W finale bielszczanie zmierzą się z LUK Politechniką Lublin, z którą jedno spotkanie w rundzie zasadniczej przegrali 0:3.
- Ostatni raz graliśmy w Lublinie w styczniu i przegraliśmy 0:3. Co prawda, spotkanie było rozgrywane na przysłowiowym styku, ale faktem jest, że przegraliśmy. Do tego nie było to nasze najlepsze spotkanie. Rywale pokazali na co ich stać. Musimy być na to przygotowani, to przecież finałowe mecze. Lublinianie tak samo jak my pracowaliśmy na to cały rok, a stawką jest awans do PlusLigi - zauważył szkoleniowiec.
I dodał - Spodziewam się trudnego meczu. LUK Politechnika potwierdziła, że jest mocnym zespołem. Dysponuje dobrą zagrywką i kontratakiem. Do tego mają naprawdę dobrego rozgrywającego.

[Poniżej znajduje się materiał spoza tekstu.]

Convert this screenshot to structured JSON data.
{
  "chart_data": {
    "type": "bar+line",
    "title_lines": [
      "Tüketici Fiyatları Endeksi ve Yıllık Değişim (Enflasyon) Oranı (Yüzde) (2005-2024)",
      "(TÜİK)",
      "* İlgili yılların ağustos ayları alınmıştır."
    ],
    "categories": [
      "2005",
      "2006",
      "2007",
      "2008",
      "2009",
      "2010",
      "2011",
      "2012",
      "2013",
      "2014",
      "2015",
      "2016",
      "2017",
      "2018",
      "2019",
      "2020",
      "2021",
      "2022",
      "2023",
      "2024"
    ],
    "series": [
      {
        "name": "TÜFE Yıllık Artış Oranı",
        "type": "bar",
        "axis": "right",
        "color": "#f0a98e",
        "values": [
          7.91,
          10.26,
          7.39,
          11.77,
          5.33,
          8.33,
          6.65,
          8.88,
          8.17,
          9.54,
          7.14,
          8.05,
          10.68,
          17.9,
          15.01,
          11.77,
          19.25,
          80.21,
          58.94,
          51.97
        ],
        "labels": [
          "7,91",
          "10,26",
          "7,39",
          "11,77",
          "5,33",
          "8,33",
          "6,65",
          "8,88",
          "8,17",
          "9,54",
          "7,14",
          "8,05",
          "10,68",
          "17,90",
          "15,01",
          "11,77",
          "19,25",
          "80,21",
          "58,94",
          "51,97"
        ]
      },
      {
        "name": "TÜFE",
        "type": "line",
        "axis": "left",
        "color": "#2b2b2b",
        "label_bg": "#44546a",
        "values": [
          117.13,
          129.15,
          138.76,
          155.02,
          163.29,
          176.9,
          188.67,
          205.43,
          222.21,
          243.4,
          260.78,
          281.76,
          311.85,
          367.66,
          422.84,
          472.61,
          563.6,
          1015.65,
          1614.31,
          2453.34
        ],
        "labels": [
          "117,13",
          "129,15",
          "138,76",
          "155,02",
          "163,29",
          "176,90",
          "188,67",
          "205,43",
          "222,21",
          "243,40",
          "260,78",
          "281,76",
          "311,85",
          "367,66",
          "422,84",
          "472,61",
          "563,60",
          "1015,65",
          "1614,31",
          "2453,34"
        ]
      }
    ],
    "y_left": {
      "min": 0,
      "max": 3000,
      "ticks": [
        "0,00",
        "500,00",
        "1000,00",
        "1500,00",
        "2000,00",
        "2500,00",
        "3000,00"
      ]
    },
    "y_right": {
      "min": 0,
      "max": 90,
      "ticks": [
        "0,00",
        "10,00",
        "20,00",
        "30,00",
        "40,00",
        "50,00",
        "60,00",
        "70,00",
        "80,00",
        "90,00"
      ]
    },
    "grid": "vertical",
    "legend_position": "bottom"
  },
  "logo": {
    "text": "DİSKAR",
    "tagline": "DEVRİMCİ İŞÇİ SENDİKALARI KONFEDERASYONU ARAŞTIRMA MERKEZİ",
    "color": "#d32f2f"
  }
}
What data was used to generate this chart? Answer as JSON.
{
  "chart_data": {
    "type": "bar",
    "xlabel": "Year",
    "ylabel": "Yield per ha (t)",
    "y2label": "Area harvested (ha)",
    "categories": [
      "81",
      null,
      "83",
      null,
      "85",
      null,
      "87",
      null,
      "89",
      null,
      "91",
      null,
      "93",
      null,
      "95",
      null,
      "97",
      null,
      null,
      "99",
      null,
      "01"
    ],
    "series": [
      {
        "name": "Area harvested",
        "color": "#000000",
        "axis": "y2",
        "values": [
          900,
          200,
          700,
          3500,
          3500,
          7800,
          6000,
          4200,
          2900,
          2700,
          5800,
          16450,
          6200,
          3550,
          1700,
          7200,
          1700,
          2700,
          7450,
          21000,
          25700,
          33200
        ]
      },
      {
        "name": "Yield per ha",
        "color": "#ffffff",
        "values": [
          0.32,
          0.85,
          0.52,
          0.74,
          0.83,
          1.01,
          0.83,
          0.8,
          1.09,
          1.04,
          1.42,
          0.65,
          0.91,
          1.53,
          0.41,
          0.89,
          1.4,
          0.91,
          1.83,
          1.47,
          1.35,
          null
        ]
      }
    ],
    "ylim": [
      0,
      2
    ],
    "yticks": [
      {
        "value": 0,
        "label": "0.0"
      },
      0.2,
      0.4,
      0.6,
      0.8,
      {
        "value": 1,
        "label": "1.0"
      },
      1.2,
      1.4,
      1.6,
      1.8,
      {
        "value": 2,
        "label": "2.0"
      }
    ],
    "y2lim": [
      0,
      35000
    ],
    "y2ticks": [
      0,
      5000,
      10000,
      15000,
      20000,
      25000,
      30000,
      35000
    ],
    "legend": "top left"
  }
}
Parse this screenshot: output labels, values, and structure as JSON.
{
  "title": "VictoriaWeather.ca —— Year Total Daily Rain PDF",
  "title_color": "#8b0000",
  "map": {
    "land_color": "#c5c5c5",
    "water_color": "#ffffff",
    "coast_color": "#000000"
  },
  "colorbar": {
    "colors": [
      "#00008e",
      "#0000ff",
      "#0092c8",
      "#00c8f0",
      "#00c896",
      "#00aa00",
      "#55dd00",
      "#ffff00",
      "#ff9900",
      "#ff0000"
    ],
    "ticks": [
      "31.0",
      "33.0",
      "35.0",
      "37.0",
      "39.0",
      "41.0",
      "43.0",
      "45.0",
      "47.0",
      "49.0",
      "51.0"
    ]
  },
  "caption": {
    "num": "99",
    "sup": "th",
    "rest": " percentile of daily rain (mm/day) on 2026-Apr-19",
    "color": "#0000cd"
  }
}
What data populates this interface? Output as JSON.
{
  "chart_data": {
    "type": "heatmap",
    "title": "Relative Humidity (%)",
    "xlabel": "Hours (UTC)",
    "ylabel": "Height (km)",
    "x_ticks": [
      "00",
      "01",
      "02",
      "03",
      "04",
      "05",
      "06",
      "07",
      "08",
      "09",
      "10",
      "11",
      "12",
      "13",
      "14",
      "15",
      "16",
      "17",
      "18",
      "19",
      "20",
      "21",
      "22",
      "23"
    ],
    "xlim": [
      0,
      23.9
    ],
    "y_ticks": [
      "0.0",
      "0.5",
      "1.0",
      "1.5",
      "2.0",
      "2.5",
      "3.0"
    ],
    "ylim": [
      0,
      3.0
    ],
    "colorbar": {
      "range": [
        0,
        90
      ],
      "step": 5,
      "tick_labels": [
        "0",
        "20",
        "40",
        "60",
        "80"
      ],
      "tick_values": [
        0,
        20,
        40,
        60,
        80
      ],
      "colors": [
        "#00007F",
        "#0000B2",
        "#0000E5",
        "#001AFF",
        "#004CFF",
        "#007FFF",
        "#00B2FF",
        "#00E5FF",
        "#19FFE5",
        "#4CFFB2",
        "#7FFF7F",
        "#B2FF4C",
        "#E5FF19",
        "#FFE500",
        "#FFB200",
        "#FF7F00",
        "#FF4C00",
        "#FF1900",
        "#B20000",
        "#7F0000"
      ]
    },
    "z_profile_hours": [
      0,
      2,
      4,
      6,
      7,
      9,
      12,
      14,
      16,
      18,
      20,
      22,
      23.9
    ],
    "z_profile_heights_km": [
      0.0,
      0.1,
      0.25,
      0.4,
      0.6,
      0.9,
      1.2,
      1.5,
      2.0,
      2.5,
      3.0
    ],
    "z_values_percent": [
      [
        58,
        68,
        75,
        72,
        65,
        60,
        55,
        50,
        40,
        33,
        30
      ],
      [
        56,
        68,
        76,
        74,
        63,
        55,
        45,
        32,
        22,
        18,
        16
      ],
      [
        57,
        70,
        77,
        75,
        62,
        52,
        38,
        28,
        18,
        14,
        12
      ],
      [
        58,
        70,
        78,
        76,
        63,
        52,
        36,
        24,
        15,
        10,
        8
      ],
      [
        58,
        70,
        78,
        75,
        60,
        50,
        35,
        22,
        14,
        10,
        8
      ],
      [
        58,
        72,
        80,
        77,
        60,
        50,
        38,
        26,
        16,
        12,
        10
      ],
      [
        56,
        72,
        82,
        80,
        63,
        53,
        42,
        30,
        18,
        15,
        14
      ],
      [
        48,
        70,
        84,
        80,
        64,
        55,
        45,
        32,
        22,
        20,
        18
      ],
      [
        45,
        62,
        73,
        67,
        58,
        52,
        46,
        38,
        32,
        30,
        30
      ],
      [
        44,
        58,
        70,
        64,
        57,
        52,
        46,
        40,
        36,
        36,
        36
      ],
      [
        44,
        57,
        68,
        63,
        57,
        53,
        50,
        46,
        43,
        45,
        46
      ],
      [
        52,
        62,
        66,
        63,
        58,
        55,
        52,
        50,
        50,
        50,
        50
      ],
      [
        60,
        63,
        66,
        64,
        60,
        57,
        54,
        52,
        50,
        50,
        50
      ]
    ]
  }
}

Niestety w związku z dalej obowiązującymi obostrzeniami związanymi z pandemią koronawirusa mecze finałowe zostaną rozegrane bez udziału publiczności. Fanom siatkówki pozostaje kibicowanie zespołom podczas transmisji na antenie Polsatu Sport oraz bezpłatnej transmisji internetowej na IPLA TV.
- Przypuszczam, że wszyscy chcieliby zobaczyć mecze finałowe. Nasi kibice bardzo chcą abyśmy awansowali do PlusLigi. Jednak nie mogą być z nami podczas tych meczów. Mogą za to nas wpierać przed telewizorami. Czujemy cały czas ich wsparcie. Proszę zatem, oglądajcie nasze mecze i nam kibicujcie - zakończył Brokking.